L’impérialisme anglo-saxon chez les étudiants contestataires

Lors du mouvement Occupons Montréal de l’automne dernier, il fut surprenant de constater qu’un mouvement québécois agissant au sein de la métropole de la nation québécoise de langue française soit autant bilingue, alors que la majorité des indignés étaient francophones. On en tira la conclusion que c’était probablement dû au fait que le mouvement était mondial et que les contestataires - refusant d’affirmer leur idiome national - craignaient que leur message passe moins s’il était uniquement en français.
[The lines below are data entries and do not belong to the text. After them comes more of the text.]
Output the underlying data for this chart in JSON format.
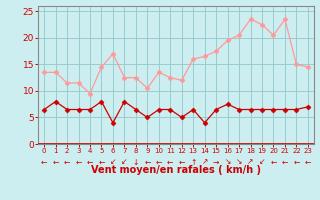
{
  "hours": [
    0,
    1,
    2,
    3,
    4,
    5,
    6,
    7,
    8,
    9,
    10,
    11,
    12,
    13,
    14,
    15,
    16,
    17,
    18,
    19,
    20,
    21,
    22,
    23
  ],
  "wind_avg": [
    6.5,
    8,
    6.5,
    6.5,
    6.5,
    8,
    4,
    8,
    6.5,
    5,
    6.5,
    6.5,
    5,
    6.5,
    4,
    6.5,
    7.5,
    6.5,
    6.5,
    6.5,
    6.5,
    6.5,
    6.5,
    7
  ],
  "wind_gust": [
    13.5,
    13.5,
    11.5,
    11.5,
    9.5,
    14.5,
    17,
    12.5,
    12.5,
    10.5,
    13.5,
    12.5,
    12,
    16,
    16.5,
    17.5,
    19.5,
    20.5,
    23.5,
    22.5,
    20.5,
    23.5,
    15,
    14.5
  ],
  "color_avg": "#cc0000",
  "color_gust": "#ff9999",
  "bg_color": "#cceef0",
  "grid_color": "#99cccc",
  "xlabel": "Vent moyen/en rafales ( km/h )",
  "xlabel_color": "#cc0000",
  "tick_color": "#cc0000",
  "axis_color": "#888888",
  "ylim": [
    0,
    26
  ],
  "yticks": [
    0,
    5,
    10,
    15,
    20,
    25
  ],
  "marker": "D",
  "marker_size": 2.5,
  "line_width": 0.9,
  "arrow_chars": [
    "←",
    "←",
    "←",
    "←",
    "←",
    "←",
    "↙",
    "↙",
    "↓",
    "←",
    "←",
    "←",
    "←",
    "↑",
    "↗",
    "→",
    "↘",
    "↘",
    "↗",
    "↙",
    "←",
    "←",
    "←",
    "←"
  ]
}
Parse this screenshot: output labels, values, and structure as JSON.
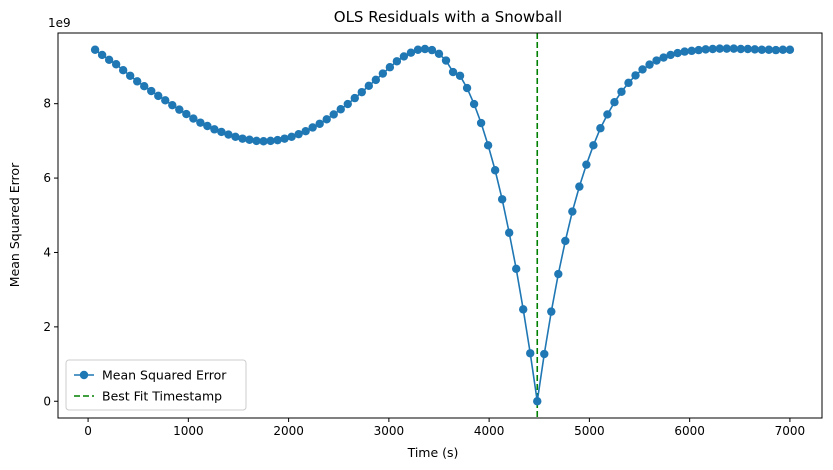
{
  "chart_data": {
    "type": "line",
    "title": "OLS Residuals with a Snowball",
    "xlabel": "Time (s)",
    "ylabel": "Mean Squared Error",
    "y_offset_text": "1e9",
    "xlim": [
      -300,
      7320
    ],
    "ylim": [
      -0.45,
      9.9
    ],
    "y_scale_factor": 1000000000,
    "xticks": [
      0,
      1000,
      2000,
      3000,
      4000,
      5000,
      6000,
      7000
    ],
    "xtick_labels": [
      "0",
      "1000",
      "2000",
      "3000",
      "4000",
      "5000",
      "6000",
      "7000"
    ],
    "yticks": [
      0,
      2,
      4,
      6,
      8
    ],
    "ytick_labels": [
      "0",
      "2",
      "4",
      "6",
      "8"
    ],
    "grid": false,
    "legend_position": "lower-left",
    "series": [
      {
        "name": "Mean Squared Error",
        "color": "#1f77b4",
        "marker": "circle",
        "x": [
          70,
          140,
          210,
          280,
          350,
          420,
          490,
          560,
          630,
          700,
          770,
          840,
          910,
          980,
          1050,
          1120,
          1190,
          1260,
          1330,
          1400,
          1470,
          1540,
          1610,
          1680,
          1750,
          1820,
          1890,
          1960,
          2030,
          2100,
          2170,
          2240,
          2310,
          2380,
          2450,
          2520,
          2590,
          2660,
          2730,
          2800,
          2870,
          2940,
          3010,
          3080,
          3150,
          3220,
          3290,
          3360,
          3430,
          3500,
          3570,
          3640,
          3710,
          3780,
          3850,
          3920,
          3990,
          4060,
          4130,
          4200,
          4270,
          4340,
          4410,
          4480,
          4550,
          4620,
          4690,
          4760,
          4830,
          4900,
          4970,
          5040,
          5110,
          5180,
          5250,
          5320,
          5390,
          5460,
          5530,
          5600,
          5670,
          5740,
          5810,
          5880,
          5950,
          6020,
          6090,
          6160,
          6230,
          6300,
          6370,
          6440,
          6510,
          6580,
          6650,
          6720,
          6790,
          6860,
          6930,
          7000
        ],
        "values": [
          9.45,
          9.31,
          9.18,
          9.06,
          8.9,
          8.75,
          8.6,
          8.47,
          8.34,
          8.21,
          8.09,
          7.96,
          7.84,
          7.72,
          7.6,
          7.49,
          7.4,
          7.31,
          7.24,
          7.17,
          7.11,
          7.06,
          7.03,
          7.0,
          6.99,
          7.0,
          7.02,
          7.06,
          7.11,
          7.18,
          7.26,
          7.36,
          7.46,
          7.58,
          7.71,
          7.85,
          7.99,
          8.15,
          8.31,
          8.48,
          8.64,
          8.81,
          8.98,
          9.14,
          9.27,
          9.37,
          9.45,
          9.47,
          9.44,
          9.34,
          9.16,
          8.85,
          8.75,
          8.42,
          7.99,
          7.48,
          6.88,
          6.21,
          5.43,
          4.53,
          3.56,
          2.47,
          1.29,
          0.0,
          1.27,
          2.41,
          3.42,
          4.31,
          5.1,
          5.77,
          6.36,
          6.88,
          7.34,
          7.71,
          8.04,
          8.32,
          8.56,
          8.76,
          8.92,
          9.05,
          9.16,
          9.24,
          9.31,
          9.36,
          9.4,
          9.42,
          9.44,
          9.46,
          9.47,
          9.48,
          9.48,
          9.48,
          9.47,
          9.47,
          9.46,
          9.45,
          9.45,
          9.44,
          9.45,
          9.45
        ]
      },
      {
        "name": "Best Fit Timestamp",
        "color": "#008000",
        "style": "dashed",
        "type": "vline",
        "x": 4480
      }
    ]
  }
}
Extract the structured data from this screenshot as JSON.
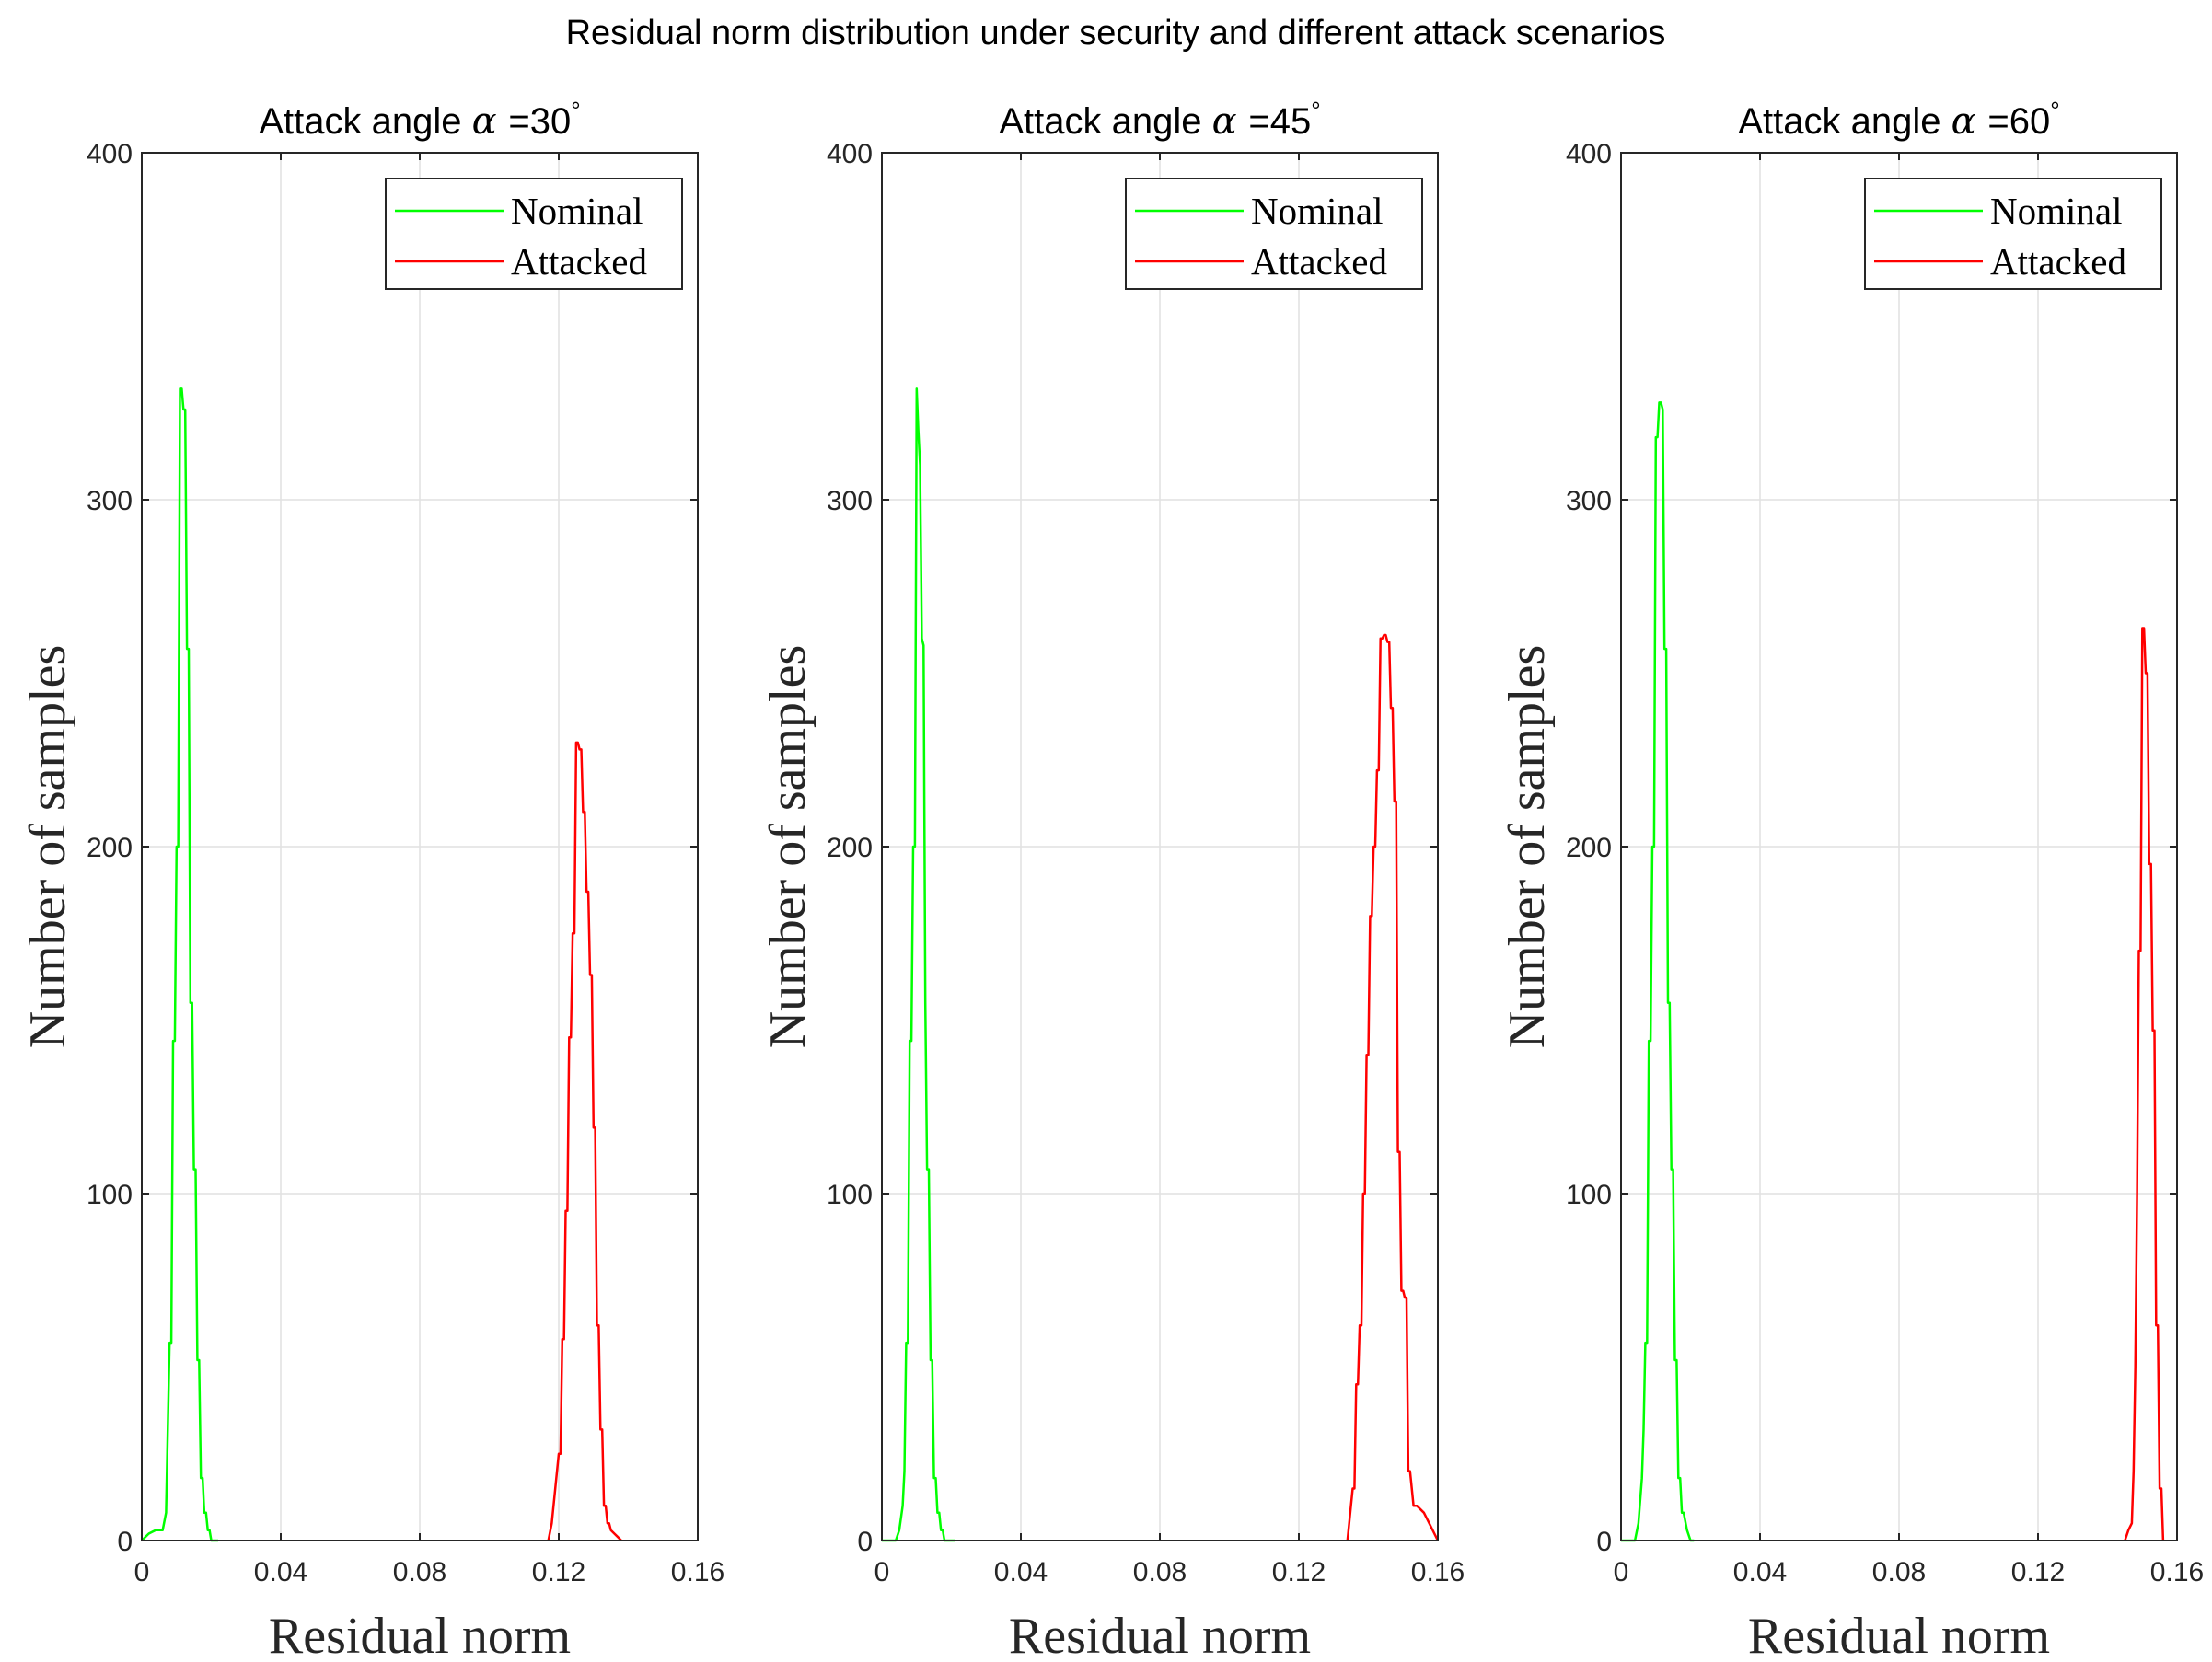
{
  "suptitle": "Residual norm distribution under security and different attack scenarios",
  "legend_labels": [
    "Nominal",
    "Attacked"
  ],
  "colors": {
    "nominal": "#00ff00",
    "attacked": "#ff0000",
    "grid": "#e1e1e1",
    "axis": "#262626"
  },
  "chart_data": [
    {
      "type": "line",
      "title_prefix": "Attack angle ",
      "title_symbol": "α",
      "title_value": "=30",
      "title_degree": "°",
      "xlabel": "Residual norm",
      "ylabel": "Number of samples",
      "xlim": [
        0,
        0.16
      ],
      "ylim": [
        0,
        400
      ],
      "xticks": [
        0,
        0.04,
        0.08,
        0.12,
        0.16
      ],
      "xtick_labels": [
        "0",
        "0.04",
        "0.08",
        "0.12",
        "0.16"
      ],
      "yticks": [
        0,
        100,
        200,
        300,
        400
      ],
      "ytick_labels": [
        "0",
        "100",
        "200",
        "300",
        "400"
      ],
      "grid": true,
      "legend_position": "top-right",
      "series": [
        {
          "name": "Nominal",
          "color_key": "nominal",
          "x": [
            0.0,
            0.002,
            0.004,
            0.006,
            0.007,
            0.008,
            0.0085,
            0.009,
            0.0095,
            0.01,
            0.0105,
            0.011,
            0.0115,
            0.012,
            0.0125,
            0.013,
            0.0135,
            0.014,
            0.0145,
            0.015,
            0.0155,
            0.016,
            0.0165,
            0.017,
            0.0175,
            0.018,
            0.0185,
            0.019,
            0.0195,
            0.02,
            0.021,
            0.022
          ],
          "y": [
            0,
            2,
            3,
            3,
            8,
            57,
            57,
            144,
            144,
            200,
            200,
            332,
            332,
            326,
            326,
            257,
            257,
            155,
            155,
            107,
            107,
            52,
            52,
            18,
            18,
            8,
            8,
            3,
            3,
            0,
            0,
            0
          ]
        },
        {
          "name": "Attacked",
          "color_key": "attacked",
          "x": [
            0.117,
            0.118,
            0.119,
            0.12,
            0.1205,
            0.121,
            0.1215,
            0.122,
            0.1225,
            0.123,
            0.1235,
            0.124,
            0.1245,
            0.125,
            0.1255,
            0.126,
            0.1265,
            0.127,
            0.1275,
            0.128,
            0.1285,
            0.129,
            0.1295,
            0.13,
            0.1305,
            0.131,
            0.1315,
            0.132,
            0.1325,
            0.133,
            0.1335,
            0.134,
            0.1345,
            0.135,
            0.136,
            0.137,
            0.138
          ],
          "y": [
            0,
            5,
            15,
            25,
            25,
            58,
            58,
            95,
            95,
            145,
            145,
            175,
            175,
            230,
            230,
            228,
            228,
            210,
            210,
            187,
            187,
            163,
            163,
            119,
            119,
            62,
            62,
            32,
            32,
            10,
            10,
            5,
            5,
            3,
            2,
            1,
            0
          ]
        }
      ]
    },
    {
      "type": "line",
      "title_prefix": "Attack angle ",
      "title_symbol": "α",
      "title_value": "=45",
      "title_degree": "°",
      "xlabel": "Residual norm",
      "ylabel": "Number of samples",
      "xlim": [
        0,
        0.16
      ],
      "ylim": [
        0,
        400
      ],
      "xticks": [
        0,
        0.04,
        0.08,
        0.12,
        0.16
      ],
      "xtick_labels": [
        "0",
        "0.04",
        "0.08",
        "0.12",
        "0.16"
      ],
      "yticks": [
        0,
        100,
        200,
        300,
        400
      ],
      "ytick_labels": [
        "0",
        "100",
        "200",
        "300",
        "400"
      ],
      "grid": true,
      "legend_position": "top-right",
      "series": [
        {
          "name": "Nominal",
          "color_key": "nominal",
          "x": [
            0.0,
            0.004,
            0.005,
            0.006,
            0.0065,
            0.007,
            0.0075,
            0.008,
            0.0085,
            0.009,
            0.0095,
            0.01,
            0.0105,
            0.011,
            0.0115,
            0.012,
            0.0125,
            0.013,
            0.0135,
            0.014,
            0.0145,
            0.015,
            0.0155,
            0.016,
            0.0165,
            0.017,
            0.0175,
            0.018,
            0.019,
            0.02,
            0.021
          ],
          "y": [
            0,
            0,
            3,
            10,
            20,
            57,
            57,
            144,
            144,
            200,
            200,
            332,
            320,
            310,
            260,
            258,
            155,
            107,
            107,
            52,
            52,
            18,
            18,
            8,
            8,
            3,
            3,
            0,
            0,
            0,
            0
          ]
        },
        {
          "name": "Attacked",
          "color_key": "attacked",
          "x": [
            0.134,
            0.135,
            0.1355,
            0.136,
            0.1365,
            0.137,
            0.1375,
            0.138,
            0.1385,
            0.139,
            0.1395,
            0.14,
            0.1405,
            0.141,
            0.1415,
            0.142,
            0.1425,
            0.143,
            0.1435,
            0.144,
            0.1445,
            0.145,
            0.1455,
            0.146,
            0.1465,
            0.147,
            0.1475,
            0.148,
            0.1485,
            0.149,
            0.1495,
            0.15,
            0.1505,
            0.151,
            0.1515,
            0.152,
            0.153,
            0.154,
            0.156,
            0.158,
            0.16
          ],
          "y": [
            0,
            10,
            15,
            15,
            45,
            45,
            62,
            62,
            100,
            100,
            140,
            140,
            180,
            180,
            200,
            200,
            222,
            222,
            260,
            260,
            261,
            261,
            259,
            259,
            240,
            240,
            213,
            213,
            112,
            112,
            72,
            72,
            70,
            70,
            20,
            20,
            10,
            10,
            8,
            4,
            0
          ]
        }
      ]
    },
    {
      "type": "line",
      "title_prefix": "Attack angle ",
      "title_symbol": "α",
      "title_value": "=60",
      "title_degree": "°",
      "xlabel": "Residual norm",
      "ylabel": "Number of samples",
      "xlim": [
        0,
        0.16
      ],
      "ylim": [
        0,
        400
      ],
      "xticks": [
        0,
        0.04,
        0.08,
        0.12,
        0.16
      ],
      "xtick_labels": [
        "0",
        "0.04",
        "0.08",
        "0.12",
        "0.16"
      ],
      "yticks": [
        0,
        100,
        200,
        300,
        400
      ],
      "ytick_labels": [
        "0",
        "100",
        "200",
        "300",
        "400"
      ],
      "grid": true,
      "legend_position": "top-right",
      "series": [
        {
          "name": "Nominal",
          "color_key": "nominal",
          "x": [
            0.0,
            0.004,
            0.005,
            0.006,
            0.0065,
            0.007,
            0.0075,
            0.008,
            0.0085,
            0.009,
            0.0095,
            0.01,
            0.0105,
            0.011,
            0.0115,
            0.012,
            0.0125,
            0.013,
            0.0135,
            0.014,
            0.0145,
            0.015,
            0.0155,
            0.016,
            0.0165,
            0.017,
            0.0175,
            0.018,
            0.019,
            0.02,
            0.021
          ],
          "y": [
            0,
            0,
            5,
            18,
            32,
            57,
            57,
            144,
            144,
            200,
            200,
            318,
            318,
            328,
            328,
            326,
            257,
            257,
            155,
            155,
            107,
            107,
            52,
            52,
            18,
            18,
            8,
            8,
            3,
            0,
            0
          ]
        },
        {
          "name": "Attacked",
          "color_key": "attacked",
          "x": [
            0.145,
            0.146,
            0.147,
            0.1475,
            0.148,
            0.1485,
            0.149,
            0.1495,
            0.15,
            0.1505,
            0.151,
            0.1515,
            0.152,
            0.1525,
            0.153,
            0.1535,
            0.154,
            0.1545,
            0.155,
            0.1555,
            0.156
          ],
          "y": [
            0,
            3,
            5,
            20,
            50,
            100,
            170,
            170,
            263,
            263,
            250,
            250,
            195,
            195,
            147,
            147,
            62,
            62,
            15,
            15,
            0
          ]
        }
      ]
    }
  ]
}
Par contre, la situation est tout autre dans le cas de la lutte étudiante contre la hausse des frais de scolarité. Cette lutte touche uniquement le Québec. Or, quelle ne fut pas la surprise, ce jeudi 2 février, de constater la poignée d’étudiants anglophones de McGill et Concordia venir chanter et scander des slogans en anglais à l’UQÀM, afin d’inviter les étudiants à faire preuve de solidarité avec eux dans la lutte. Pourtant, s’il est une université où les étudiants sont revendicateurs et n’ont pas besoin d’invitation pour manifester, c’est bien l’UQÀM ! Les quelques étudiants de McGill et de Concordia ont quand même tenu à inviter les étudiants de l’université à faire preuve de solidarité et à lutter avec eux. Bonne initiative en soi.

Mais là où le bât blesse, c’est lorsque cette poignée d’étudiants - dont la plupart proviennent du Canada ou des États-Unis - ne daigne même pas s’adresser aux étudiants de l’UQÀM dans leur langue, qui est la langue nationale des Québécois. Ça explique probablement le peu d’enthousiasme qu’a suscité leur mini-manifestation chez les étudiants de l’UQÀM. Pire, et d’autant plus paradoxal, est que ces étudiants ont distribué des tracts bilingues à prédominance anglaise sur lesquels était écrit que les langues et les cultures divisent les luttes communes. Or, que fait cette minorité anglophone en refusant de s’intégrer à la majorité étudiante francophone du Québec et en persistant à imposer l’anglais, si ce n’est que de diviser le mouvement ?

La lutte contre la hausse des frais de scolarité est une lutte on ne peut plus légitime. Une lutte visant à protester contre un projet du gouvernement Charest qui va à l’encontre de l’esprit démocratique nécessaire à l’éducation supérieure, tel que le stipulait le rapport Parent en 1964. Par contre, cette lutte est une lutte nationale, la lutte des étudiants ( et de tous les membres de la population qui désirent y prendre part ) appartenant à la nation québécoise de langue et de culture françaises. La minorité étudiante anglophone, en refusant de s’intégrer à la majorité francophone du Québec et en tentant d’imposer sa langue à cette même majorité, contribue à la division de la lutte contre la hausse des frais.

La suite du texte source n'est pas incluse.